1 Data Description

The data collected was collected from the UFL website and is a data set on comparing the technological advancement of hybrid electric vehicles. The source did not say how the data was collected.

2 Questions

The main question looking at this data is the effect of all variables on the manufacturer’s suggested retail price.

3 Data Analysis

The vehicle variable tells which car each other variable is for and the carid is a code for that variable, so vehicle is character and carid is an integer. We will not be concerned with the vehicle variable in this report, because it is not split up into brands. The year variable was split into two groups, before and after 2007 to do the multiple linear regression, and changed into yeargroup. The carclass is a categorical variable that tells us the type of car with C being compact, M being midsize, TS being 2 Seater, L being Large, PT being Pickup Truck, MV being Minivan, and SUV being Sport Utility Vehicle. The carclass_id variable was removed from the dataset. Accelerate is the cars acceleration rate in km/hour/second. The mpg variable is the miles per gallon and the mpgmpge variable includes the maximum of the electric miles and the the gas miles. The msrp is the manufacturer’s suggested retail price in 2013, which is the response variable here.

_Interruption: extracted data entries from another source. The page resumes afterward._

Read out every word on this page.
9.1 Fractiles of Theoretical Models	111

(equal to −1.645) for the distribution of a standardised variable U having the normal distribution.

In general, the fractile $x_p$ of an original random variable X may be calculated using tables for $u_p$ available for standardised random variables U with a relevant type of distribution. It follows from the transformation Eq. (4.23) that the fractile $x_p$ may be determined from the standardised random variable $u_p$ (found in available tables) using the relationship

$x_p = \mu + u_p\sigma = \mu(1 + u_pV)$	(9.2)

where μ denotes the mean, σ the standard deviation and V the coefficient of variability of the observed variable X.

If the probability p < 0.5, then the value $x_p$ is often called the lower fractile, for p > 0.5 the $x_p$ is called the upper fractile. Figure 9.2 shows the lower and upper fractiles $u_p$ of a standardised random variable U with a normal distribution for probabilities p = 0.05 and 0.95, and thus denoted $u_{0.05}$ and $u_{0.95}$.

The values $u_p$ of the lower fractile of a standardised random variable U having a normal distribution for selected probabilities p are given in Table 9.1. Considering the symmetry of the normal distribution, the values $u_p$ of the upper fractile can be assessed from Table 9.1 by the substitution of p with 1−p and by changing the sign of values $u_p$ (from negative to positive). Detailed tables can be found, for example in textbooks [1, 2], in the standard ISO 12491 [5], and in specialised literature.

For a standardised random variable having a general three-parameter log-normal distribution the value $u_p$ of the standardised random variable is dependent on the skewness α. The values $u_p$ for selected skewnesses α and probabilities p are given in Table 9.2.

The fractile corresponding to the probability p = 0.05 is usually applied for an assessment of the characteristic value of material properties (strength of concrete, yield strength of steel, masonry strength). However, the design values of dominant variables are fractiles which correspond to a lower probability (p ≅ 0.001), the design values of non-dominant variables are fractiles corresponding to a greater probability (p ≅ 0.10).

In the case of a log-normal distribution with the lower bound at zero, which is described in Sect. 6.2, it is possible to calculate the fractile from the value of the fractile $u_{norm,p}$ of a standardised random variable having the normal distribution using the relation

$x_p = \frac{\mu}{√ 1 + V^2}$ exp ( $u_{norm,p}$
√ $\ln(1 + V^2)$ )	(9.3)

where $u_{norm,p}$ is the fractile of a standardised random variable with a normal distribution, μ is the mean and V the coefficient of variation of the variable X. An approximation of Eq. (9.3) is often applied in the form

car = read.csv("https://raw.githubusercontent.com/emmalaughin/sta321/main/data/hybrid_reg%20(1).csv")
car2 = select(car,-1, -2, -9) #taking variables out of original CSV
car2$yeargroup = ifelse(car2$year > 2007, "[2007-2013]", "[1997-2006]]") #vectorized function, changing value into function with single step
pander(head(car2[, c("year", "yeargroup")])) # new variable is yeargroup, we're adding it to the data
year yeargroup
1997 [1997-2006]]
2000 [1997-2006]]
2000 [1997-2006]]
2000 [1997-2006]]
2001 [1997-2006]]
2001 [1997-2006]]
car3 = select(car2, -1) #dataset for MLR

4 Multiple Linear Regression

#options(digits = 7) #making 7 digits in the model
full.model = lm(msrp ~ ., data = car3) #creating a full linear model
kable(summary(full.model)$coef, caption ="Statistics of Regression Coefficients") 
Statistics of Regression Coefficients
Estimate Std. Error t value Pr(>|t|)
(Intercept) 9094.89984 9978.99205 0.9114047 0.3636268
accelrate 3793.57569 494.89550 7.6654075 0.0000000
mpg -499.15095 172.63771 -2.8913205 0.0044400
mpgmpge 69.67344 82.33238 0.8462460 0.3988394
carclassL 27174.22420 6219.53416 4.3691736 0.0000239
carclassM -4309.02967 3301.39418 -1.3052151 0.1939306
carclassMV 12113.05751 7212.85145 1.6793715 0.0952786
carclassPT -5835.70554 7033.21999 -0.8297345 0.4080816
carclassSUV 977.06786 4163.55775 0.2346714 0.8148018
carclassTS -5942.56060 5570.00832 -1.0668854 0.2878341
yeargroup[2007-2013] -415.94796 2854.42418 -0.1457204 0.8843487

4.1 Summary of the Model

The final model is \[ msrp =9 094.89984 - 3793.575690.0076\times accelerate -499.15095\times mpg + 69.67344\times mpgmpge + 27174.22420\times carclassL -4309.02967\times carclassM +12113.05751\times carclassMV -5835.70554\times carclassPT + 977.06786 \times carclassSUV -5942.56060 \times carclass TS -415.94796\times yeargroup[2007-2013] \] The accelerate and mpgmpge variables both have a positive correlation to the manufacturer’s selling price so the higher these are the more expensive the car will be, generally. The yeargroup [2007-2013] is negatively linearly correlated to the yeargroup [1997-2006] meaning the older cars are more less expensive. The carclasses Large, Minivan, and SUV are all positively correlated to the index, which is Compact meaning they will be more expensive than the compact car. The carclass Midsize, Pickup truck, and two-seater are negatively correlated to the Compact car class meaning these are less expensive overall than the compact cars.

4.2 Discussion

The model is invalid because of not having a variable for car brand, as this is a big indicator of the msrp.